2- J’ai été surprise par le fait que Clotilde de Bayser interprète la mère. Elle semble si jeune. Elle est néanmoins très juste.
3- Le retour de ce fils prodigue semble avoir débloqué la parole de ces femmes, qui semblent vivre ensemble au cœur de cette grande maison, dans une sorte d’étanchéité les unes avec les autres. C’est parfaitement fait, joué. Mais il n’y a que peu d’émotion ressentie en dépit de tous ces talents additionnés. On a plus à voir et à entendre des « soliloques » que cette espèce de chant choral qu’inspire la rythmique de la pièce.
Quelques réserves
1- Belle production. Beau décor. Mais trop vaste, trop blanc, à mon sens inapproprié à cette univers clos de femmes recluses. Le fait de voir la chambre du jeune homme mort ou encore vivant rend son absence de présence, plutôt moins présente -si j'ose dire- que si on ne l’apercevait pas dans les transparences, ici essentielles, dans le concept.
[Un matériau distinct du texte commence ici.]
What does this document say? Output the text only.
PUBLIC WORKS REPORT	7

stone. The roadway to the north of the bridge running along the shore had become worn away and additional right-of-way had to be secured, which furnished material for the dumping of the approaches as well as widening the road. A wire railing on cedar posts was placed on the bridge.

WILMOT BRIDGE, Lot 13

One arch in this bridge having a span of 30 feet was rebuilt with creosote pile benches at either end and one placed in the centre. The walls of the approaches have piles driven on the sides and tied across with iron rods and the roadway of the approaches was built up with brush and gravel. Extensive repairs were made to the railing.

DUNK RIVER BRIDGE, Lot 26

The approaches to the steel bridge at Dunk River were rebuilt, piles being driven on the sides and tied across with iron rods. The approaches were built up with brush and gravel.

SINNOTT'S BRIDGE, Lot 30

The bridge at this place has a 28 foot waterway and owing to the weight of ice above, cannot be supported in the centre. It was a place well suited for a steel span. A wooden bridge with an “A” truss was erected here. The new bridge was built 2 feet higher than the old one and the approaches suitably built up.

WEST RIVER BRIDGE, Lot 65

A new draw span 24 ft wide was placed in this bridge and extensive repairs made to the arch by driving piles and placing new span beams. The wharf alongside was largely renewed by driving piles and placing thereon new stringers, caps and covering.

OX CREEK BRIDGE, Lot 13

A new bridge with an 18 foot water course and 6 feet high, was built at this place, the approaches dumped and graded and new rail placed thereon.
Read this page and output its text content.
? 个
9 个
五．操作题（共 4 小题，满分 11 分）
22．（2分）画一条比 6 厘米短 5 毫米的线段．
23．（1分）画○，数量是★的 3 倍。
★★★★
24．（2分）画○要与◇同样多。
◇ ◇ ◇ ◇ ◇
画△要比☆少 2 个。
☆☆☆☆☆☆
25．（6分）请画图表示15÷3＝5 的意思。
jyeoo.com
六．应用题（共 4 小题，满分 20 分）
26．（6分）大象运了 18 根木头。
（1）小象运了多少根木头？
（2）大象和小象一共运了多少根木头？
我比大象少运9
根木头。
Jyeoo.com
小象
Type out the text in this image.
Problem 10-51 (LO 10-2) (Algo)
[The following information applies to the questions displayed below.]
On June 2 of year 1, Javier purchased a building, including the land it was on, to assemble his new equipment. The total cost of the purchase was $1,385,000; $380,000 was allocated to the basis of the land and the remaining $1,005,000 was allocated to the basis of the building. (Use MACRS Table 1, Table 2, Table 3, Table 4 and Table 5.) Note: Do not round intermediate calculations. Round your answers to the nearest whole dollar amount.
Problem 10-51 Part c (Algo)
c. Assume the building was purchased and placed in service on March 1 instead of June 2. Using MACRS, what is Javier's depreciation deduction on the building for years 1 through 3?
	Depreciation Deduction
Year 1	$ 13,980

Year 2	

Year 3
J’ai vu cette pièce interprétée par une jeune compagnie au Théâtre du Nord-Ouest, avec de jeunes comédiennes, évidemment loin encore du magnifique niveau professionnel de toutes ces grandes dames du Français, et pourtant j’ai été émue davantage.
2- Chaque séquence est ponctuée avec des sortes de bruits sourds évoquant des tonnerres, ou des pas lourds annonciateurs de dangers potentiels. Les cinq femmes qui vont et viennent, montrant leur vie au sein de la transparence de cette maison font oublier une partie de cette notion d’enfermement quasi aliénant.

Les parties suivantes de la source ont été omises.